Putting Public Art on the Map
Across the state, Jeff Davis is another military veteran who recognizes art’s placemaking potential. Working from his home base in Woodbine, an hour north of Council Bluffs, the sculptor wows fans from around the world with large-scale metal pieces he’s installed in cities near and far.
A five-foot-tall purple guitar Jeff was commissioned to create in honor of the late musician Prince is now prominently located outside the Music Hall of Fame in Minnesota. In Wisconsin, a huge metal fish he forged jumps out of the landscape at Lake Menomin. And, at a recent sculpture competition in Mankato, Minnesota, a towering 11′ 5″ figure he calls “Viktor the Viking” stunned guests — earning Jeff the People’s Choice award for the third year in a row.
Jeff describes his larger-than-life welded warrior as: “Courageous, yet kind. A legacy of triumph assembled by many pieces and many personalities. An idol: Hammered from steel.”
His own story is similar. Jeff opened his art studio, Heavy Metal Renaissance, in 2015 after winning an Open 4 Business contest hosted by Main Street Iowa. He spent 22 years as a sheet metal worker, learning the trade after a stint serving as a medic in the United States Army. Jeff has shipped pieces all over the country, and to Europe, but the ones on display in his own small town speak to his connection to the place.
“Rural Iowa has some of the most beautiful landscapes on the planet,” Jeff said.
“My escapes into those places provide me with the clarity, reflection and connection that I want to relay in my art,” Jeff said. “The things I build are appreciated by people with similar backgrounds and lifestyles.

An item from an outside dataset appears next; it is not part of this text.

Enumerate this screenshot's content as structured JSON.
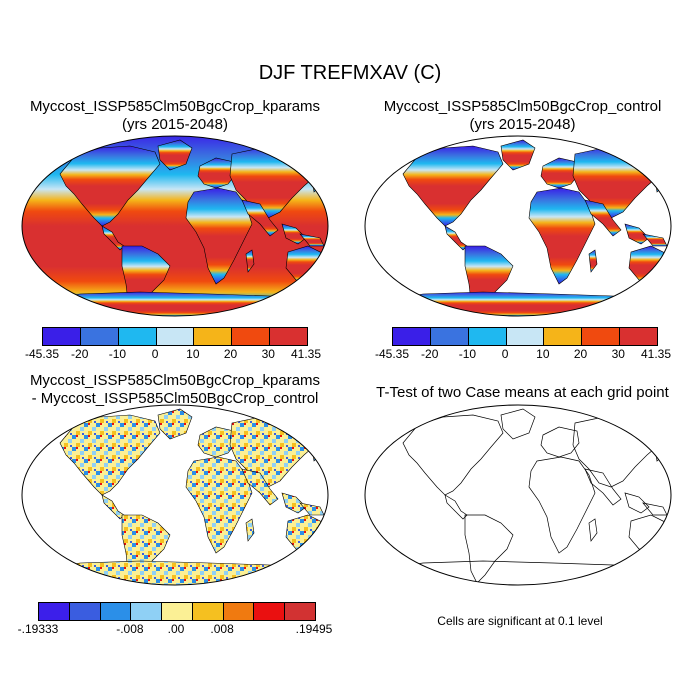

I fit in here and relate to folks. I also find great satisfaction in seeing local people experience art in person.”
Doing Well and Doing Good
People like bookshop owner Linzi Murray, Marion chocolatier Ben Davis, award-winning STEM student-turned-inventor Dasia Taylor, metal artist Jeff Davis and Pickleball app developer Blake Renaud each created something special while leading meaningful lives in Iowa.
“Giving back to my community is in my blood,” Dasia said.
“Being here for so many years, I’ve gotten used to people waving at me in the street, which can’t be replicated anywhere else,” Dasia said. “And because of that, Iowa is the place where I want to build something and continue to grow in whatever way that path unfolds. I want to show that Iowa has cool things, too.”